For nearly a decade, astronomers have been struggling with a persistent mismatch between two different ways of determining the Hubble constant — a measure of the current rate of expansion of the universe. This mismatch, known as Hubble tensionhas led to claims that new physics might be needed to solve the problem. (Read about the “ongoing controversy” in the June 2019 issue of Sky and telescope.)

But a detailed analysis of a new set of observations from the James Webb Space Telescope (JWST) suggests that the problem may not exist. “As Carl Sagan said, extraordinary claims require extraordinary evidence,” says Wendy Freedman (University of Chicago), “and I don’t see extraordinary evidence.”

The Hubble constant (I₀) is expressed in units of kilometers per second per megaparsec (km/s/Mpc), where 1 megaparsec equals 3.26 million light-years. It is the ratio of the apparent velocity of recession of a galaxy (resulting from cosmic expansion) to its distance.

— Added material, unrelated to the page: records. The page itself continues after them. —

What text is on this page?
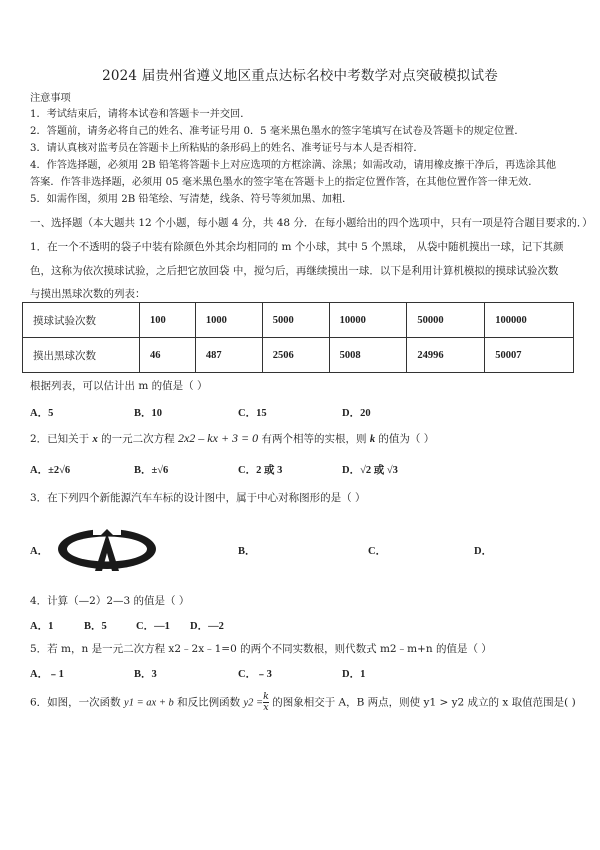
2024 届贵州省遵义地区重点达标名校中考数学对点突破模拟试卷
注意事项
1．考试结束后，请将本试卷和答题卡一并交回．
2．答题前，请务必将自己的姓名、准考证号用 0．5 毫米黑色墨水的签字笔填写在试卷及答题卡的规定位置．
3．请认真核对监考员在答题卡上所粘贴的条形码上的姓名、准考证号与本人是否相符．
4．作答选择题，必须用 2B 铅笔将答题卡上对应选项的方框涂满、涂黑；如需改动，请用橡皮擦干净后，再选涂其他
答案．作答非选择题，必须用 05 毫米黑色墨水的签字笔在答题卡上的指定位置作答，在其他位置作答一律无效．
5．如需作图，须用 2B 铅笔绘、写清楚，线条、符号等须加黑、加粗．
一、选择题（本大题共 12 个小题，每小题 4 分，共 48 分．在每小题给出的四个选项中，只有一项是符合题目要求的．）
1．在一个不透明的袋子中装有除颜色外其余均相同的 m 个小球，其中 5 个黑球， 从袋中随机摸出一球，记下其颜
色，这称为依次摸球试验，之后把它放回袋 中，搅匀后，再继续摸出一球．以下是利用计算机模拟的摸球试验次数
与摸出黑球次数的列表：
摸球试验次数	100	1000	5000	10000	50000	100000
摸出黑球次数	46	487	2506	5008	24996	50007
根据列表，可以估计出 m 的值是（ ）
A．5	B．10	C．15	D．20
2．已知关于 x 的一元二次方程 2x2 – kx + 3 = 0 有两个相等的实根，则 k 的值为（ ）
A．±2√6	B．±√6	C．2 或 3	D．√2 或 √3
3．在下列四个新能源汽车车标的设计图中，属于中心对称图形的是（ ）
A．	B．	C．	D．
4．计算（—2）2—3 的值是（ ）
A．1	B．5	C．—1 D．—2
5．若 m，n 是一元二次方程 x2﹣2x﹣1=0 的两个不同实数根，则代数式 m2﹣m+n 的值是（ ）
A．﹣1	B．3	C．﹣3	D．1
6．如图，一次函数 y1 = ax + b 和反比例函数 $y2 = \frac{k}{x}$ 的图象相交于 A，B 两点，则使 y1 > y2 成立的 x 取值范围是( )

The traditional, so-called “local” way of determining the Hubble constant is to measure precise distances to galaxies using standard candles, whose apparent brightness can be compared to the known true luminosity. This distance can then be compared to that of the galaxies. redshifts – an indicator of the amount of cosmic expansion that occurred as light traveled toward Earth. Over the past decade, a team led by Adam Riess (Johns Hopkins University) has used this method to arrive at a value for I₀ approximately 73 km/s/Mpc, based primarily on observations with the Hubble Space Telescope.

Another way is to analyze the statistical properties of the patterns in the Cosmic microwave background (CMB), also known as the afterglow of the Big Bang. Using cosmological models, astronomers can use temperature fluctuations in the CMB to calculate the current rate of expansion of the universe. Using data from the European Planck mission, this method yields a Hubble constant of 67.4 km/s/Mpc.

The tension between these two methods has seemed real and insurmountable, leading to speculation about possible flaws in our fundamental understanding of the universe. According to cosmologist Richard Ellis (University College London), “it would be surprising if the local value[for the Hubble constant]deviated from the CMB measurements, as it might imply some new, as yet undiscovered physics.”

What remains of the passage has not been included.